Stockholm — Lundi 16 février 2026 – Une décision de l’Swedish Migration Agency (Agence suédoise des migrations) a déclenché une vague d’indignation dans les médias et le débat public suédois : l’agence a ordonné l’expulsion d’un bébé de huit mois, né en Suède, vers l’Iran… sans ses parents, une mesure jugée choquante par de nombreux commentateurs et défenseurs des droits humains.
Une décision rarissime et controversée
L’enfant, qui n’a jamais quitté la Suède, n’a pas de permis de séjour valide car ses parents ne disposent pas d’un statut migratoire qui l’aurait naturellement couvert. Dans ces conditions, l’Agence a considéré que l’enfant devait être expulsé vers son pays d’origine, l’Iran, où il serait séparé de sa famille et placé là-bas sans accompagnement parental.
Cette situation, extrêmement rare, a soulevé l’indignation sur les réseaux sociaux et dans plusieurs titres de presse suédois, pour qui la décision apparaît inhumaine et moralement inacceptable. L’affaire est souvent citée comme un symbole des tensions actuelles autour de la politique migratoire du pays, entre application stricte de la loi et considérations de protection des plus vulnérables.
Réactions médiatiques et débats publics
Sur les tribunes des médias nationaux, de nombreux éditorialistes ont dénoncé un manque d’humanité dans l’application des règles d’immigration, alors même que l’enfant n’a jamais connu un autre pays que la Suède. Certains commentateurs ont évoqué le cas comme un « moment politique potentiellement embarrassant » pour le gouvernement, qui a récemment durci les règles migratoires et intensifié les expulsions.

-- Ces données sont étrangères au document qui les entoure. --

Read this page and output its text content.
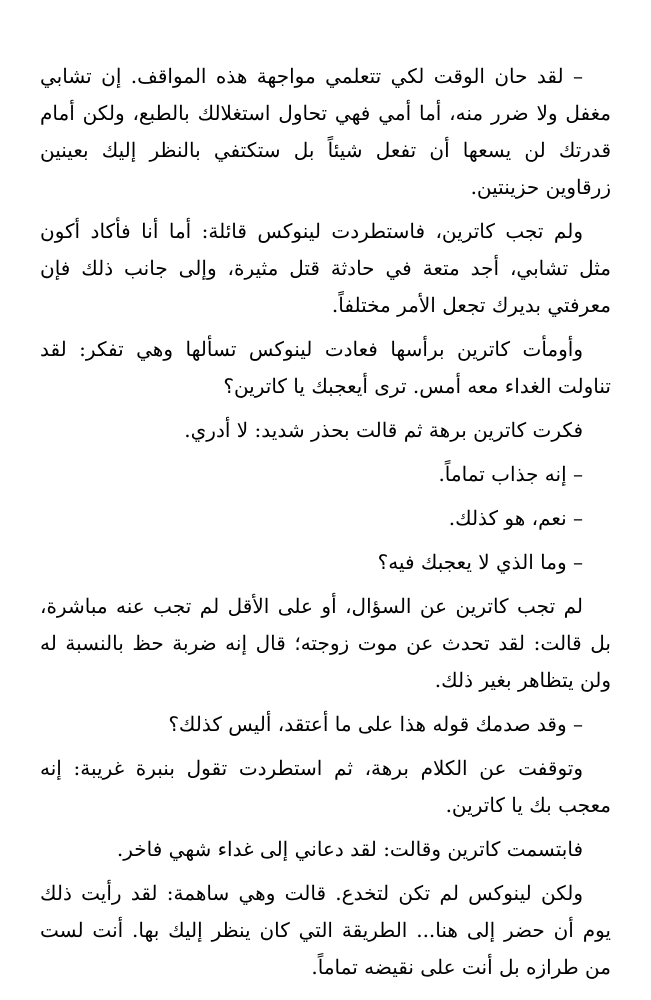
– لقد حان الوقت لكي تتعلمي مواجهة هذه المواقف. إن تشابي مغفل ولا ضرر منه، أما أمي فهي تحاول استغلالك بالطبع، ولكن أمام قدرتك لن يسعها أن تفعل شيئاً بل ستكتفي بالنظر إليك بعينين زرقاوين حزينتين.

ولم تجب كاترين، فاستطردت لينوكس قائلة: أما أنا فأكاد أكون مثل تشابي، أجد متعة في حادثة قتل مثيرة، وإلى جانب ذلك فإن معرفتي بديرك تجعل الأمر مختلفاً.

وأومأت كاترين برأسها فعادت لينوكس تسألها وهي تفكر: لقد تناولت الغداء معه أمس. ترى أيعجبك يا كاترين؟

فكرت كاترين برهة ثم قالت بحذر شديد: لا أدري.

– إنه جذاب تماماً.

– نعم، هو كذلك.

– وما الذي لا يعجبك فيه؟

لم تجب كاترين عن السؤال، أو على الأقل لم تجب عنه مباشرة، بل قالت: لقد تحدث عن موت زوجته؛ قال إنه ضربة حظ بالنسبة له ولن يتظاهر بغير ذلك.

– وقد صدمك قوله هذا على ما أعتقد، أليس كذلك؟

وتوقفت عن الكلام برهة، ثم استطردت تقول بنبرة غريبة: إنه معجب بك يا كاترين.

فابتسمت كاترين وقالت: لقد دعاني إلى غداء شهي فاخر.

ولكن لينوكس لم تكن لتخدع. قالت وهي ساهمة: لقد رأيت ذلك يوم أن حضر إلى هنا... الطريقة التي كان ينظر إليك بها. أنت لست من طرازه بل أنت على نقيضه تماماً.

D’après des critiques, cette décision met en lumière la rigidité du système juridique suédois, qui ne prévoit pas suffisamment de marge de manœuvre pour traiter des situations aussi sensibles, notamment lorsqu’elles impliquent des enfants en bas âge.

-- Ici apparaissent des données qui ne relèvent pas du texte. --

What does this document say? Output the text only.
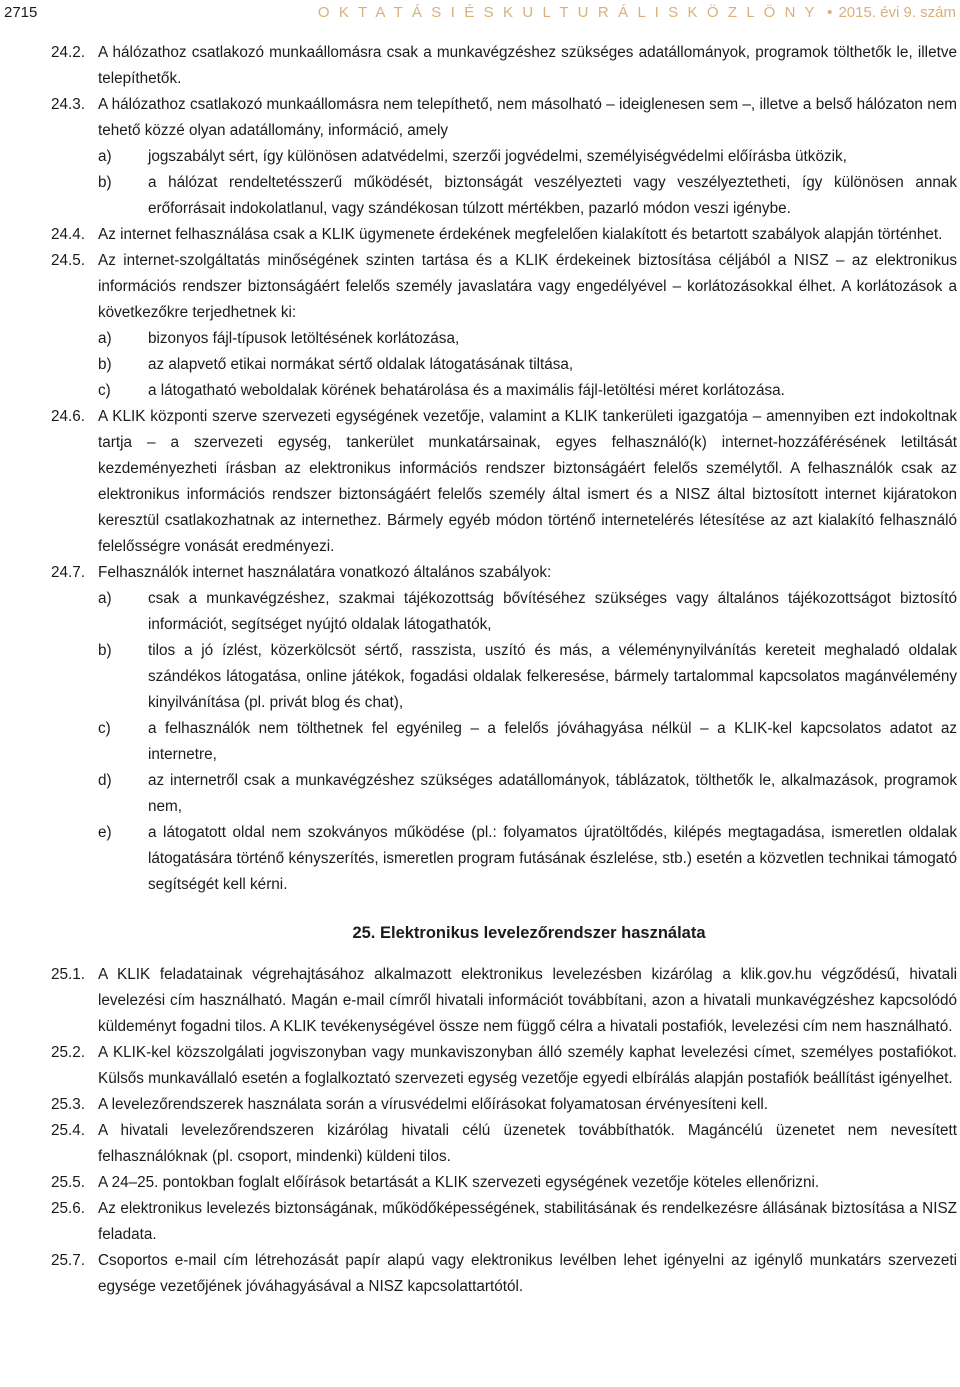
2715	O K T A T Á S I É S K U L T U R Á L I S K Ö Z L Ö N Y • 2015. évi 9. szám
24.2. A hálózathoz csatlakozó munkaállomásra csak a munkavégzéshez szükséges adatállományok, programok tölthetők le, illetve telepíthetők.
24.3. A hálózathoz csatlakozó munkaállomásra nem telepíthető, nem másolható – ideiglenesen sem –, illetve a belső hálózaton nem tehető közzé olyan adatállomány, információ, amely
a) jogszabályt sért, így különösen adatvédelmi, szerzői jogvédelmi, személyiségvédelmi előírásba ütközik,
b) a hálózat rendeltetésszerű működését, biztonságát veszélyezteti vagy veszélyeztetheti, így különösen annak erőforrásait indokolatlanul, vagy szándékosan túlzott mértékben, pazarló módon veszi igénybe.
24.4. Az internet felhasználása csak a KLIK ügymenete érdekének megfelelően kialakított és betartott szabályok alapján történhet.
24.5. Az internet-szolgáltatás minőségének szinten tartása és a KLIK érdekeinek biztosítása céljából a NISZ – az elektronikus információs rendszer biztonságáért felelős személy javaslatára vagy engedélyével – korlátozásokkal élhet. A korlátozások a következőkre terjedhetnek ki:
a) bizonyos fájl-típusok letöltésének korlátozása,
b) az alapvető etikai normákat sértő oldalak látogatásának tiltása,
c) a látogatható weboldalak körének behatárolása és a maximális fájl-letöltési méret korlátozása.
24.6. A KLIK központi szerve szervezeti egységének vezetője, valamint a KLIK tankerületi igazgatója – amennyiben ezt indokoltnak tartja – a szervezeti egység, tankerület munkatársainak, egyes felhasználó(k) internet-hozzáférésének letiltását kezdeményezheti írásban az elektronikus információs rendszer biztonságáért felelős személytől. A felhasználók csak az elektronikus információs rendszer biztonságáért felelős személy által ismert és a NISZ által biztosított internet kijáratokon keresztül csatlakozhatnak az internethez. Bármely egyéb módon történő internetelérés létesítése az azt kialakító felhasználó felelősségre vonását eredményezi.
24.7. Felhasználók internet használatára vonatkozó általános szabályok:
a) csak a munkavégzéshez, szakmai tájékozottság bővítéséhez szükséges vagy általános tájékozottságot biztosító információt, segítséget nyújtó oldalak látogathatók,
b) tilos a jó ízlést, közerkölcsöt sértő, rasszista, uszító és más, a véleménynyilvánítás kereteit meghaladó oldalak szándékos látogatása, online játékok, fogadási oldalak felkeresése, bármely tartalommal kapcsolatos magánvélemény kinyilvánítása (pl. privát blog és chat),
c) a felhasználók nem tölthetnek fel egyénileg – a felelős jóváhagyása nélkül – a KLIK-kel kapcsolatos adatot az internetre,
d) az internetről csak a munkavégzéshez szükséges adatállományok, táblázatok, tölthetők le, alkalmazások, programok nem,
e) a látogatott oldal nem szokványos működése (pl.: folyamatos újratöltődés, kilépés megtagadása, ismeretlen oldalak látogatására történő kényszerítés, ismeretlen program futásának észlelése, stb.) esetén a közvetlen technikai támogató segítségét kell kérni.
25. Elektronikus levelezőrendszer használata
25.1. A KLIK feladatainak végrehajtásához alkalmazott elektronikus levelezésben kizárólag a klik.gov.hu végződésű, hivatali levelezési cím használható. Magán e-mail címről hivatali információt továbbítani, azon a hivatali munkavégzéshez kapcsolódó küldeményt fogadni tilos. A KLIK tevékenységével össze nem függő célra a hivatali postafiók, levelezési cím nem használható.
25.2. A KLIK-kel közszolgálati jogviszonyban vagy munkaviszonyban álló személy kaphat levelezési címet, személyes postafiókot. Külsős munkavállaló esetén a foglalkoztató szervezeti egység vezetője egyedi elbírálás alapján postafiók beállítást igényelhet.
25.3. A levelezőrendszerek használata során a vírusvédelmi előírásokat folyamatosan érvényesíteni kell.
25.4. A hivatali levelezőrendszeren kizárólag hivatali célú üzenetek továbbíthatók. Magáncélú üzenetet nem nevesített felhasználóknak (pl. csoport, mindenki) küldeni tilos.
25.5. A 24–25. pontokban foglalt előírások betartását a KLIK szervezeti egységének vezetője köteles ellenőrizni.
25.6. Az elektronikus levelezés biztonságának, működőképességének, stabilitásának és rendelkezésre állásának biztosítása a NISZ feladata.
25.7. Csoportos e-mail cím létrehozását papír alapú vagy elektronikus levélben lehet igényelni az igénylő munkatárs szervezeti egysége vezetőjének jóváhagyásával a NISZ kapcsolattartótól.
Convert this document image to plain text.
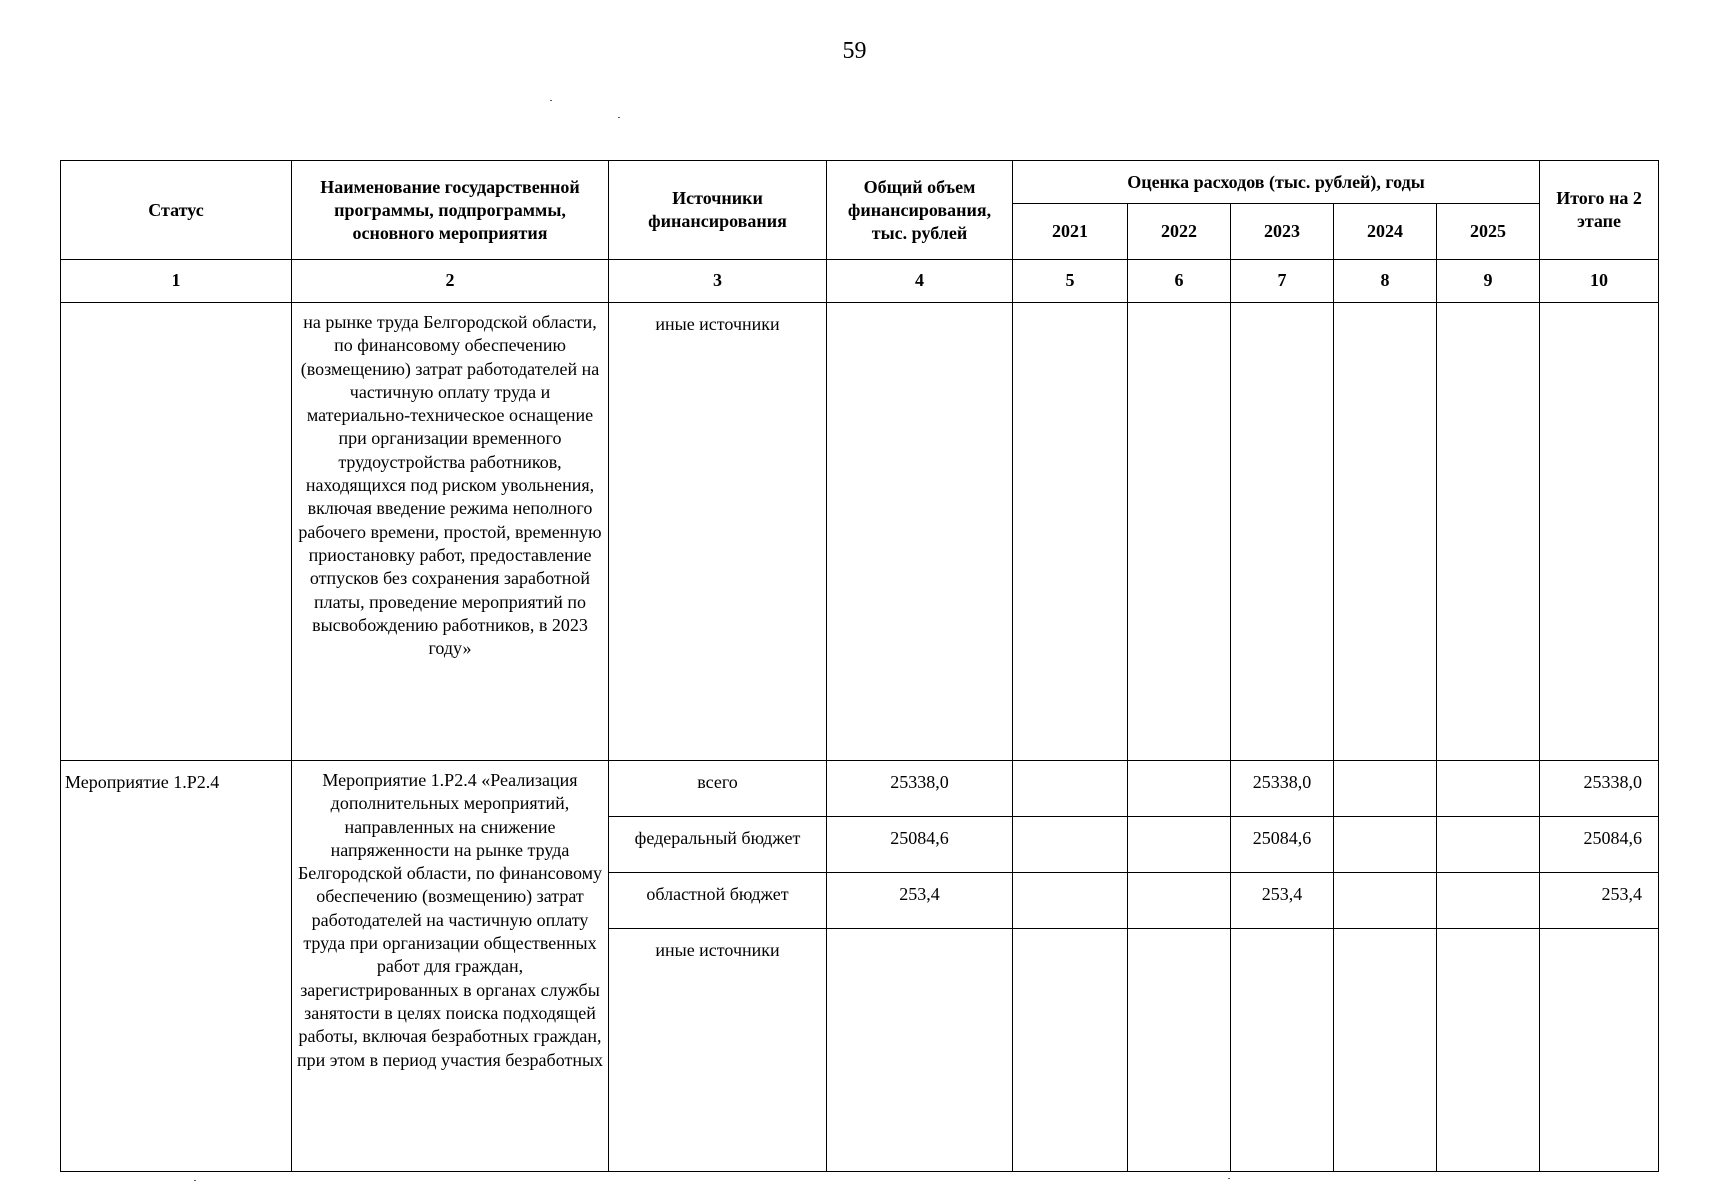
59
Статус	Наименование государственной программы, подпрограммы, основного мероприятия	Источники финансирования	Общий объем финансирования, тыс. рублей	Оценка расходов (тыс. рублей), годы					Итого на 2 этапе
				2021	2022	2023	2024	2025	
1	2	3	4	5	6	7	8	9	10
	на рынке труда Белгородской области, по финансовому обеспечению (возмещению) затрат работодателей на частичную оплату труда и материально-техническое оснащение при организации временного трудоустройства работников, находящихся под риском увольнения, включая введение режима неполного рабочего времени, простой, временную приостановку работ, предоставление отпусков без сохранения заработной платы, проведение мероприятий по высвобождению работников, в 2023 году»	иные источники							
Мероприятие 1.Р2.4	Мероприятие 1.Р2.4 «Реализация дополнительных мероприятий, направленных на снижение напряженности на рынке труда Белгородской области, по финансовому обеспечению (возмещению) затрат работодателей на частичную оплату труда при организации общественных работ для граждан, зарегистрированных в органах службы занятости в целях поиска подходящей работы, включая безработных граждан, при этом в период участия безработных	всего	25338,0			25338,0			25338,0
		федеральный бюджет	25084,6			25084,6			25084,6
		областной бюджет	253,4			253,4			253,4
		иные источники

Contexte politique : durcissement migratoire
Ce cas survient dans un climat politique suédois tendu, marqué par une série de réformes restrictives dans le domaine de l’immigration et de la citoyenneté. Le gouvernement de centre-droit, soutenu par des partis favorables à des politiques plus strictes, a récemment modifié les règles d’accès à la nationalité et durci certains critères d’asile et d’expulsion.
Par ailleurs, une autre controverse en cours concerne les expulsions de mineurs et d’adolescents, avec des propositions parlementaires pour offrir davantage de protections à ces jeunes ou leur permettre de terminer leur scolarité avant tout départ forcé initiatives que certains partis ont rejetées ou jugées insuffisantes.
Défense des autorités
Du côté des autorités, l’Agence suédoise des migrations affirme appliquer la loi telle qu’elle est codifiée, rappelant que la citoyenneté suédoise ne s’obtient pas simplement par la naissance sur le sol national si les parents ne sont pas eux-mêmes citoyens ou titulaires d’un permis donnant droit à une couverture familiale automatique. Cette règle, bien que jugée controversée, s’aligne sur le cadre légal actuel.
Un cas qui pose question
Ce dossier met en lumière un dilemme central : comment concilier application de règles strictes d’immigration avec des impératifs humanitaires, en particulier lorsqu’il s’agit des tout-jeunes nés en Suède ? Pour de nombreux observateurs, ce cas pourrait devenir un point de bascule dans le débat public, poussant à une réévaluation des mécanismes juridiques entourant les expulsions d’enfants et de familles.